The marriage discrimination provisions of the Equality Act 2010 largely reflect the protection afforded from discrimination for married persons as set out in the original Sex Discrimination Act 1975. Marriage and civil partnership discrimination occurs when there is direct discrimination, indirect discrimination or victimisation on the basis of the union. Compensation is uncapped and not time-barred and tribunal awards can be substantial, particularly if there are malicious or aggravating circumstances.
Thankfully, the historic interests of the original Act in preventing unlawful actions against married women are mostly mute; also a well constructed ‘relationship at work’ policy can proportionately set out a legitimate aim for the business on personal relationships without resorting to ill-advised heavy restrictions or blanket bans. Valid considerations may include working in the same team or on the same projects, or protecting against bias where one party may be line manager to the other partner.
The Equality Act on marriage discrimination reflects current challenges faced by women, men and same-sex partnerships. The tribunal in Ms K Bacon v Advanced Fire Solutions Ltd went further by exploring who the claimant was married to. Ms Bacon was suspended pending investigation for the apparent misuse of company IT equipment, an action that failed to contain any specific allegations. Mr Bacon and Managing Director Mr Ellis had also made reports to the police of a love rival ‘having an affair with his wife and accessing the company IT network’. They made further reports of cyber breaches and unauthorised use of email, however the police on both occasions chose to take no further action.
Ms Bacon was dismissed for gross misconduct by letter and a subsequent appeal was dismissed by Ellis. A grievance raised in response by Ms Bacon remained unanswered throughout the process.
The tribunal heard a concurrent back-story running with the employment issues, that Ms Bacon had intended to divorce Mr Bacon, but wanted to remain in her role within the Company.
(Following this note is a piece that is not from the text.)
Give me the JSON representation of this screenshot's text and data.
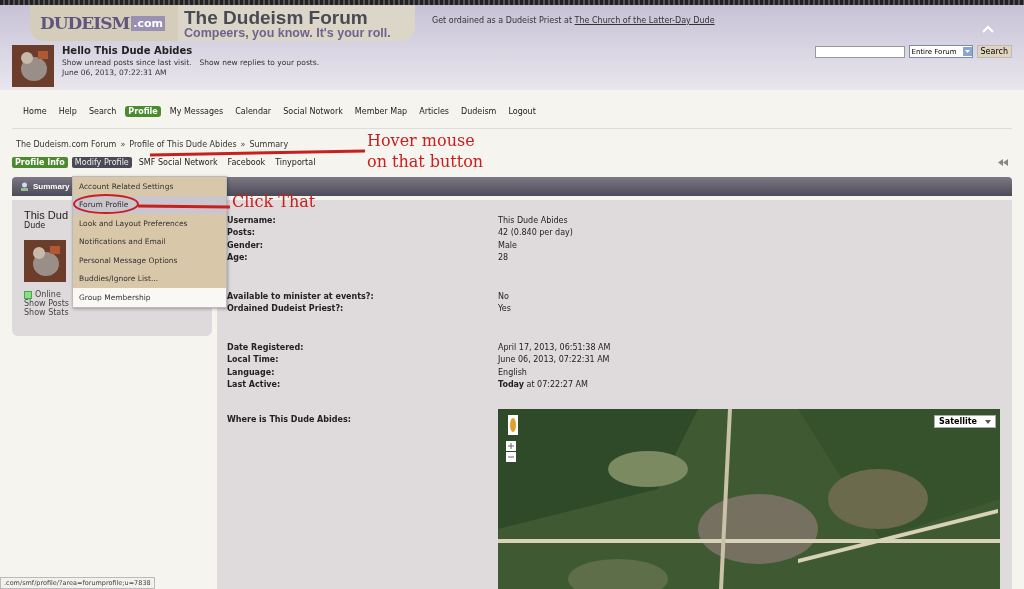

Evidence showed Mr Ellis clearly sided with Mr Bacon; he removed access to accounting software, removed her as a signatory on account, advertised her position and struck her from the director’s list at Companies House without her permission. Mr Ellis also allowed company funds to be used to pay solicitors for divorce costs for Mr Bacon, a privilege not extended to the claimant.
On finding that Mr Bacon ‘was pulling Ellis’s strings’, the tribunal concluded that he had subjected Ms Bacon to marital discrimination and victimisation.
The judgement is a welcome further clarification on previous conflicting case law on this issue, where it was found at first instance in Dunn v Institute of Cemetery and Crematorium Management that who you were married to, fell outside of the scope of protection afforded by the Equality Act. This was overturned in the EAT, although it was interestingly non-committal in setting clear precedent going forward.
Employers should not treat employees differently on account of who their spouse is. This is likely to become relevant if a) you have husbands, wives or civil partners that work together in the same organisation; and b) you have policies that segregate husbands, wives or civil partners into different parts of the business, prevent working together or assigning partners different tasks.